= Kais Salman =

Syrian painter, based in Damascus (born 1976)

Kais Salman (born 1976) is a Syrian painter, based in Damascus. His technique has been described as "monochromatic, abstract expressionism," and a departure from the work done by previous generations of Syrian painters, who had been more influenced by Soviet art. Like other contemporary Syrian artists, Salman has benefited from his country's increasing contact and popularity on the international art market, including the art auction houses of Dubai, with his paintings increasing sixfold in value from 2006 to 2010, and now selling for as much as 17,500 euros.

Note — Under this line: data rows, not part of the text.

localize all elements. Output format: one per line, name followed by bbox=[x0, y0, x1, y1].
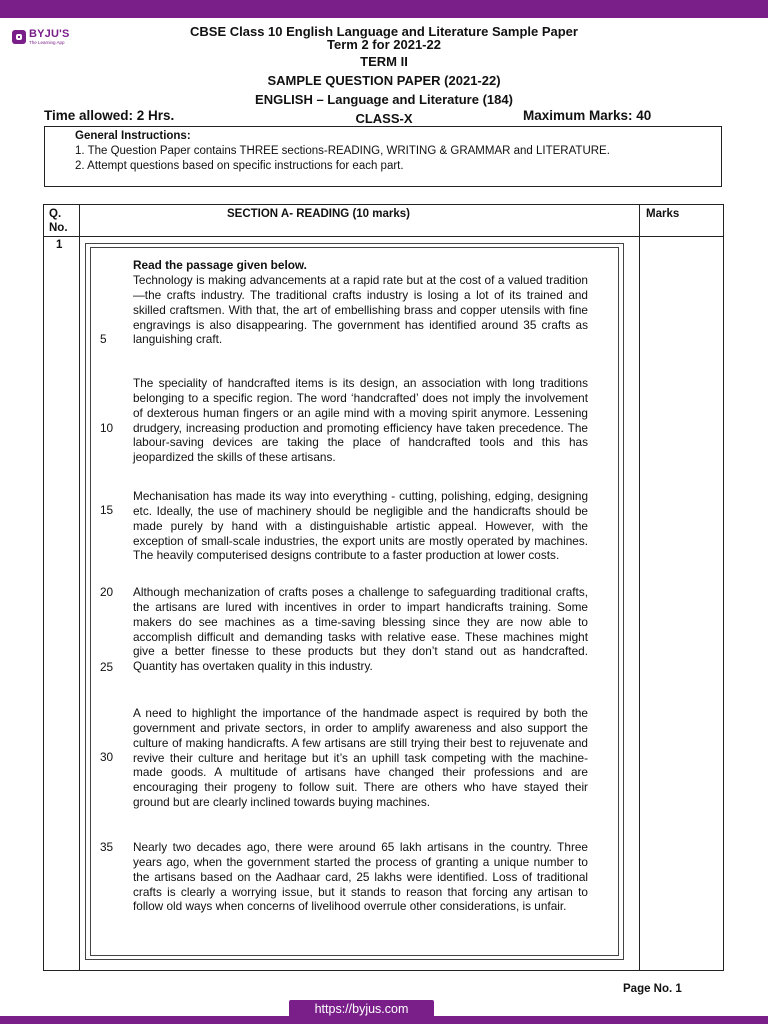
line-number: 5 bbox=[100, 332, 107, 346]
time-allowed: Time allowed: 2 Hrs. bbox=[44, 108, 175, 123]
passage-paragraph-5: A need to highlight the importance of the handmade aspect is required by both the government and private sectors, in order to amplify awareness and also support the culture of making handicrafts. A few artisans are still trying their best to rejuvenate and revive their culture and heritage but it’s an uphill task competing with the machine-made goods. A multitude of artisans have changed their professions and are encouraging their progeny to follow suit. There are others who have stayed their ground but are clearly inclined towards buying machines. bbox=[133, 706, 588, 810]
section-header: SECTION A- READING (10 marks) bbox=[227, 208, 410, 220]
line-number: 25 bbox=[100, 660, 114, 674]
question-number: 1 bbox=[56, 239, 63, 251]
qno-header-2: No. bbox=[49, 222, 68, 234]
sample-paper-heading: SAMPLE QUESTION PAPER (2021-22) bbox=[267, 73, 501, 88]
line-number: 15 bbox=[100, 503, 114, 517]
passage-paragraph-4: Although mechanization of crafts poses a challenge to safeguarding traditional crafts, the artisans are lured with incentives in order to impart handicrafts training. Some makers do see machines as a time-saving blessing since they are now able to accomplish difficult and demanding tasks with relative ease. These machines might give a better finesse to these products but they don’t stand out as handcrafted. Quantity has overtaken quality in this industry. bbox=[133, 585, 588, 674]
top-brand-bar bbox=[0, 0, 768, 18]
instructions-title: General Instructions: bbox=[75, 130, 191, 142]
instruction-item: 1. The Question Paper contains THREE sections-READING, WRITING & GRAMMAR and LITERATURE. bbox=[75, 145, 610, 157]
term-heading: TERM II bbox=[360, 54, 408, 69]
class-heading: CLASS-X bbox=[355, 111, 413, 126]
passage-title: Read the passage given below. bbox=[133, 258, 307, 272]
brand-tagline: The Learning App bbox=[29, 40, 65, 45]
line-number: 10 bbox=[100, 421, 114, 435]
paper-title-line2: Term 2 for 2021-22 bbox=[327, 37, 441, 52]
line-number: 35 bbox=[100, 840, 114, 854]
marks-header: Marks bbox=[646, 208, 680, 220]
page-number: Page No. 1 bbox=[623, 983, 682, 995]
instruction-item: 2. Attempt questions based on specific instructions for each part. bbox=[75, 160, 404, 172]
footer bbox=[0, 1000, 768, 1024]
maximum-marks: Maximum Marks: 40 bbox=[523, 108, 652, 123]
passage-paragraph-1: Technology is making advancements at a rapid rate but at the cost of a valued tradition—the crafts industry. The traditional crafts industry is losing a lot of its trained and skilled craftsmen. With that, the art of embellishing brass and copper utensils with fine engravings is also disappearing. The government has identified around 35 crafts as languishing craft. bbox=[133, 273, 588, 347]
qno-header: Q. bbox=[49, 208, 62, 220]
brand-name: BYJU'S bbox=[29, 28, 70, 40]
website-link[interactable]: https://byjus.com bbox=[289, 1000, 434, 1018]
line-number: 20 bbox=[100, 585, 114, 599]
passage-paragraph-2: The speciality of handcrafted items is its design, an association with long traditions belonging to a specific region. The word ‘handcrafted’ does not imply the involvement of dexterous human fingers or an agile mind with a moving spirit anymore. Lessening drudgery, increasing production and promoting efficiency have taken precedence. The labour-saving devices are taking the place of handcrafted tools and this has jeopardized the skills of these artisans. bbox=[133, 376, 588, 465]
subject-heading: ENGLISH – Language and Literature (184) bbox=[255, 92, 513, 107]
passage-paragraph-6: Nearly two decades ago, there were around 65 lakh artisans in the country. Three years ago, when the government started the process of granting a unique number to the artisans based on the Aadhaar card, 25 lakhs were identified. Loss of traditional crafts is clearly a worrying issue, but it stands to reason that forcing any artisan to follow old ways when concerns of livelihood overrule other considerations, is unfair. bbox=[133, 840, 588, 914]
passage-paragraph-3: Mechanisation has made its way into everything - cutting, polishing, edging, designing etc. Ideally, the use of machinery should be negligible and the handicrafts should be made purely by hand with a distinguishable artistic appeal. However, with the exception of small-scale industries, the export units are mostly operated by machines. The heavily computerised designs contribute to a faster production at lower costs. bbox=[133, 489, 588, 563]
paper-title-line1: CBSE Class 10 English Language and Literature Sample Paper bbox=[190, 24, 578, 39]
general-instructions-box bbox=[44, 126, 722, 187]
line-number: 30 bbox=[100, 750, 114, 764]
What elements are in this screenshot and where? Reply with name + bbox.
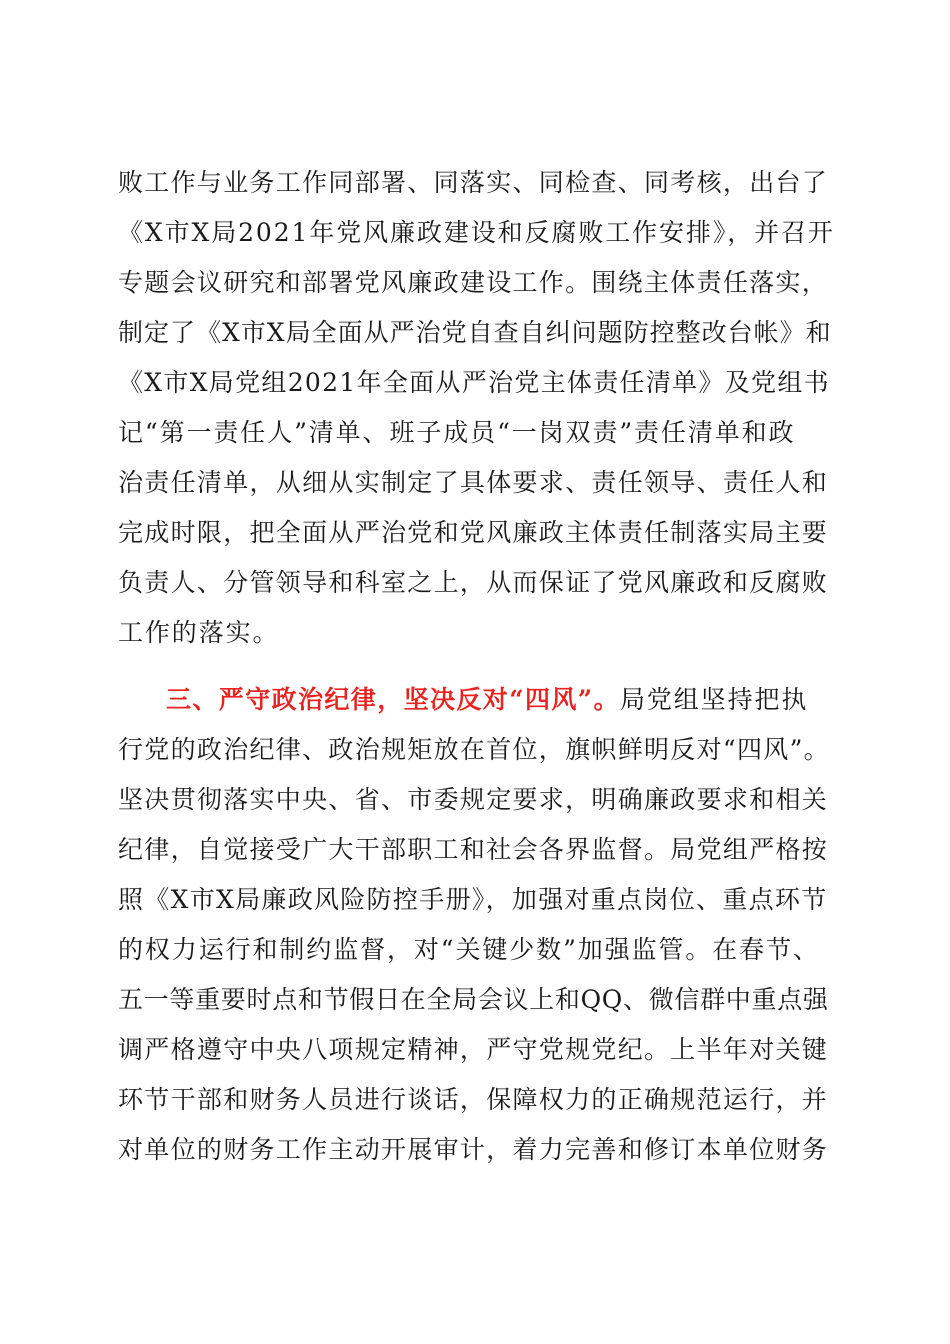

He is represented by the Ayyam Gallery.

Born in Tartus, Salman graduated from the Faculty of Fine Arts Damascus in 2002. Featured in countless group exhibitions in Syria and the Arab world, including the 4th Annual Youth exhibition in Damascus where he took first prize and the inaugural exhibition of the Damascus Museum of Modern Art, Salman has been a regular fixture of high-profile shows. Recently he has become essential to Ayyam's lineup participating in such standout events as its “Shabab Uprising,” “Young Collectors Auction (I and II)” and “Damascus Calling,” an exhibition held at The Park Avenue Armory in New York City in 2008. A favorite among collectors, his work is housed throughout the Middle East, North Africa and Europe.